Sunday, December 07, 2003
(5:59 PM) | Anonymous:
Forget the bible... almost
The dwindling number of us who still read the Bible are likely familiar with what is commonly referred to as "the Law." Those wonderful passages that demand a woman be kept separate from the community while she has her period (of what, we never shall know), or that we should kill a man who is caught sleeping with another man. This demanding tone even appears in the writings of Saint Paul, although it is of less severity or authority than the judges had. Paul was not a higher up in the government afterall.
This is, if you are a Christian, our scripture. It is filled with petty, resentful and downright hateful commands and I fear many become Christians not for the sake of salvation but for the power they weild with permission of scripture.

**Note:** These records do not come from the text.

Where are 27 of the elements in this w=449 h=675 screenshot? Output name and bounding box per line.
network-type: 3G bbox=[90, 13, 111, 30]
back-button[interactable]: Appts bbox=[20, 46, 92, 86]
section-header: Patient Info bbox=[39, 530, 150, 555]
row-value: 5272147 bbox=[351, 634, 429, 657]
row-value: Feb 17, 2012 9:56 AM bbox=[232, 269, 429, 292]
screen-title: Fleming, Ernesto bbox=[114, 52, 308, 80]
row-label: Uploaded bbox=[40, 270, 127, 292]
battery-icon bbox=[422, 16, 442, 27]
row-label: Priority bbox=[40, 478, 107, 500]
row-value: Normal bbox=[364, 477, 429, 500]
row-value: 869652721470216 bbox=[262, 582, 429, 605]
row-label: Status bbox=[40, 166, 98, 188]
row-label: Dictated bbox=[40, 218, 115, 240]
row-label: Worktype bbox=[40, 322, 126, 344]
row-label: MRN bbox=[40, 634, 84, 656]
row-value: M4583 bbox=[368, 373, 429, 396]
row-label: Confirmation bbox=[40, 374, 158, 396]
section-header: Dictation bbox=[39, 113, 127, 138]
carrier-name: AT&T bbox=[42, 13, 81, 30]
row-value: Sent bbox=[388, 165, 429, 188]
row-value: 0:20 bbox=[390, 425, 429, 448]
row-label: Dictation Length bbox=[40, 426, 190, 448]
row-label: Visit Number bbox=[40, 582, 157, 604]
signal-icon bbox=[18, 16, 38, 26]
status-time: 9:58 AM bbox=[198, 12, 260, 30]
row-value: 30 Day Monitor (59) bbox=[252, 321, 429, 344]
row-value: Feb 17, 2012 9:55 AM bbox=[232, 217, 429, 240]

Yes, I know there are plenty of verses that demand we love and do good to the poor and so on and so forth but these other commands are given much more respect in contemporary Christianity. That is why most Christians are right-wingers or apathetic to the moves in politics (I confess, I can't make up my mind as to which one is worse).
I used to hold to the idea if a proper understanding of scripture (which mean my understanding of scripture, of course) could just be attained then everything would fall into place. This, I can see now, is complete bull-shit. As long as people hold to the idea that the Bible is our ultimate source of revelation or is the way in which Christians create their "world-view" or even as the description of the way in which the Church ought to be run (to where?) then the Church will be completely inrelevant. I have had too many arguments, mainly on Decapolis which I was kicked off of, about woman in ministry where the other side would claim, "If it was up to me I'd let woman be ministers, but the Bible says they can't." The same argument works for homosexuality and, if we take the bible's commands really seriously, fat people.
So what do we do with this book that has caused so much violence (and certainly so much love as well)? I can't throw it away, it is what the Church reads afterall. I don't want to say we believe some of it or that we pick and choose the good stuff because we do that anyway and it hasn't helped. It seems we must convince the Church to read scripture as if Jesus were the ultimate source of revelation and if anything doesn't match up with him then it is shit.
How do we do this without committing violence again? I must confess that I do not know if we can.